Bourguig. clor, clar ; provenç. clerc, clergue, clerge ; espagn. clerigo ; ital. chierico ; de clericus, de ϰληριϰὸς, de ϰλῆρος, clergé, proprement lot, bon lot, terme appliqué dans les premiers temps aux chrétiens par opposition aux païens, et finalement à ceux qui avaient charge de prêtrise. Régnier s'est encore servi de clergesse dans le sens de femme habile : Clergesse, elle fait jà la leçon aux prêcheurs, Régnier, Sat. XIII. Dans l'ancien français, au singulier, nominatif li clers, et régime le clerc ; au pluriel, nominatif li cler, régime les clers.
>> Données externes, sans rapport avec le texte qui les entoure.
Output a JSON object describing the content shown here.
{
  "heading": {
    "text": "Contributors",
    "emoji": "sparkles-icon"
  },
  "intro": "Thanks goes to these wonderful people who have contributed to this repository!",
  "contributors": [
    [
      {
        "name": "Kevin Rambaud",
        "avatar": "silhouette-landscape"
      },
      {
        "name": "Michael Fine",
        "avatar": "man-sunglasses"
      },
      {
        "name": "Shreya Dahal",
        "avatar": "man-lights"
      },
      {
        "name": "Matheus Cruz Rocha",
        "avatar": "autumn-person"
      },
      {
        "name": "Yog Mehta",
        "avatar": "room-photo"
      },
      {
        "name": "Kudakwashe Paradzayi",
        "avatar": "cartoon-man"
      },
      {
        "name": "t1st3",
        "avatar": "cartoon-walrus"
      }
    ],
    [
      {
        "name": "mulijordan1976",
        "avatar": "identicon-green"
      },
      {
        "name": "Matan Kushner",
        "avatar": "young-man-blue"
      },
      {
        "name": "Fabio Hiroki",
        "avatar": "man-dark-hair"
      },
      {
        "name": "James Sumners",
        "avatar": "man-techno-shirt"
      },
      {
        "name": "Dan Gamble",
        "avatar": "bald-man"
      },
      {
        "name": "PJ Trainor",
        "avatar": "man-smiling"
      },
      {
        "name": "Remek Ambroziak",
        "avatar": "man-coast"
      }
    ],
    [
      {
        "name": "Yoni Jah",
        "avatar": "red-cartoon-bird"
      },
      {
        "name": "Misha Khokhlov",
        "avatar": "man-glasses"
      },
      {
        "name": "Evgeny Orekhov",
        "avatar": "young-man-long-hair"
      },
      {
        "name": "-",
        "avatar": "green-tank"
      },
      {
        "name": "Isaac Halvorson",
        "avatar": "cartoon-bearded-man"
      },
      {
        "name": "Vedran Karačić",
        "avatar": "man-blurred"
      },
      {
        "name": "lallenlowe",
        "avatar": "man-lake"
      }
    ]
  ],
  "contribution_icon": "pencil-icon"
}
SUPPLÉMENT AU DICTIONNAIRE

CLERC. Ajoutez :
6Clerc d'à bas, dans l'Anjou, nom du contre-maître, dans les travaux de mine. On écrit d'Angers : avant-hier matin, à sept heures et demie, le contre-maître ou clerc d'à bas de la Grande-Maison de Trélazé, après s'être fait descendre dans le puits, vint prévenir M. M… directeur de cette exploitation, que des craquements s'étaient fait entendre dans la voûte, et que des fissures avaient été aperçues, Journ. offic. 13 avr. 1876, p. 2676, 2e col.

REMARQUE

Il est singulier qu'en anglais la locution qui répond à notre pas de clerc soit clerical oversight. Ici le sens est certainement manquement d'homme du clergé ; au lieu que dans le français c'est manquement d'un clerc de notaire ou d'avoué.